Meituan’s financial report showed that goods sales revenue in core local commerce rose 96% year-on-year in the first quarter. The metric reflects rapid growth in self-operated categories including medicine and alcohol. But at RMB 2.983 billion (USD 439.4 million), the revenue scale remains far below the RMB 17.989 billion (USD 2.7 billion) generated by goods sales in new initiatives, so it is not yet large enough to carry the group’s retail ambitions.

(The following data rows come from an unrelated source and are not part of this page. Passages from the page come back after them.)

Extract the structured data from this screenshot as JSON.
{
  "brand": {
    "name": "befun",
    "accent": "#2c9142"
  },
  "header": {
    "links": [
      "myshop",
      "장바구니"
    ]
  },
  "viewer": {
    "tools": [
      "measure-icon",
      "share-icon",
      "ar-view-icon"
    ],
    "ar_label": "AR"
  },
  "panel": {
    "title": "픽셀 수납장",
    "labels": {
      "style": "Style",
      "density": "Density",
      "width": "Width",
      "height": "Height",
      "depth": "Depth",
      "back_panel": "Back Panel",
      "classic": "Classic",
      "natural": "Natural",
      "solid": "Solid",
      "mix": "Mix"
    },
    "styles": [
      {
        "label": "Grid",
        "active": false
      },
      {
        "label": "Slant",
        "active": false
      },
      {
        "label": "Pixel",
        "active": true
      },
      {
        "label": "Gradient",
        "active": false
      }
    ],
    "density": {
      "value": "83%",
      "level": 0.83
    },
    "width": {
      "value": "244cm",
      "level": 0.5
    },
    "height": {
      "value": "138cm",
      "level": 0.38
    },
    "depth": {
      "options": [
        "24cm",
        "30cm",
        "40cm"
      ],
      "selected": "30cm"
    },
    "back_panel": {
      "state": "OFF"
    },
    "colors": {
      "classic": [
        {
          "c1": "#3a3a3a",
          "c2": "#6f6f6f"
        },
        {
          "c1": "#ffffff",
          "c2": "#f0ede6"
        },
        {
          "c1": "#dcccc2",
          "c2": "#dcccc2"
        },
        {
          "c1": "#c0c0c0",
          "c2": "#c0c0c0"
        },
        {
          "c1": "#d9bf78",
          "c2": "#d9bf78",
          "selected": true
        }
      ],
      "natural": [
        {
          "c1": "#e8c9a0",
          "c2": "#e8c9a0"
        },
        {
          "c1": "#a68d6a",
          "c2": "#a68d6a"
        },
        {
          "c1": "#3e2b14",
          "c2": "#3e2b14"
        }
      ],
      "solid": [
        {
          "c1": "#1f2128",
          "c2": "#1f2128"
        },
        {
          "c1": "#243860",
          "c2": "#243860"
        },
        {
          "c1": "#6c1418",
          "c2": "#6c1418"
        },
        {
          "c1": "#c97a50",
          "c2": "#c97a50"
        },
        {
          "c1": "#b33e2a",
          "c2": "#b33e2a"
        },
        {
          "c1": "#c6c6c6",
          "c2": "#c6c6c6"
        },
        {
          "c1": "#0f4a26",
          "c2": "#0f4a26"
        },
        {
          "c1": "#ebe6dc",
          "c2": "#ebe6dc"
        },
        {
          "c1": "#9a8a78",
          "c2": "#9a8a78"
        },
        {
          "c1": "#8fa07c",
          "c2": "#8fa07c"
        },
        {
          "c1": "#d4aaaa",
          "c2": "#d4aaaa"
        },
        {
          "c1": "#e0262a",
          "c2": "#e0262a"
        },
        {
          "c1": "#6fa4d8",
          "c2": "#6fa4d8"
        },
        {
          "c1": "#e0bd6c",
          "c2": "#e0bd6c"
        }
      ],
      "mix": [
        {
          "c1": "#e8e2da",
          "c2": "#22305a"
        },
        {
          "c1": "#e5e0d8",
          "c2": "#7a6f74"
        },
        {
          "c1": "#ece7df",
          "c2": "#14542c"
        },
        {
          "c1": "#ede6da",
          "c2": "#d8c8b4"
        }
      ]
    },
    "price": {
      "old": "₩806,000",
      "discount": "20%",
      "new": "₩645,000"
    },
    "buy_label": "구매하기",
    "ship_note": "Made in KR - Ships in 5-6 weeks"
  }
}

Competition among China’s large platforms in quick commerce is shifting from food delivery to nonfood retail categories. Alibaba has reiterated its scale targets for the segment. Meituan has prioritized Xiaoxiang and moved to acquire Dingdong Maicai. Both are positioning for the next stage.
The boundary between retailers and internet companies is dissolving in quick commerce. On February 3, Walmart’s share price surpassed USD 125.47 and briefly lifted its market capitalization above USD 1 trillion, though it has since fallen back below that level. Before that, the milestone had largely been reached only by technology companies.
Walmart’s rising online business and active use of artificial intelligence have been key drivers of its share price gains. Logan Capital Management, an investment management firm, said Walmart’s management had not only positioned the company as a retailer but redefined it as a technology company. In this respect, China’s market is arguably more advanced and has become a reference point for Walmart’s online growth in recent years.
Traditional retail giants and internet technology companies are now converging more deeply in retail. The next generation of retailers will need to be more convenient and more technology-driven. This is the retail-plus-technology positioning Meituan has long emphasized. For now, Meituan is one of the companies closest to that future retail model.
KrASIA features translated and adapted content that was originally published by 36Kr. This article was written by Ren Cairu for 36Kr.
Note: RMB figures are converted to USD at rates of RMB 6.79 = USD 1 based on estimates as of June 4, 2026, unless otherwise stated. USD conversions are presented for ease of reference and may not fully match prevailing exchange rates.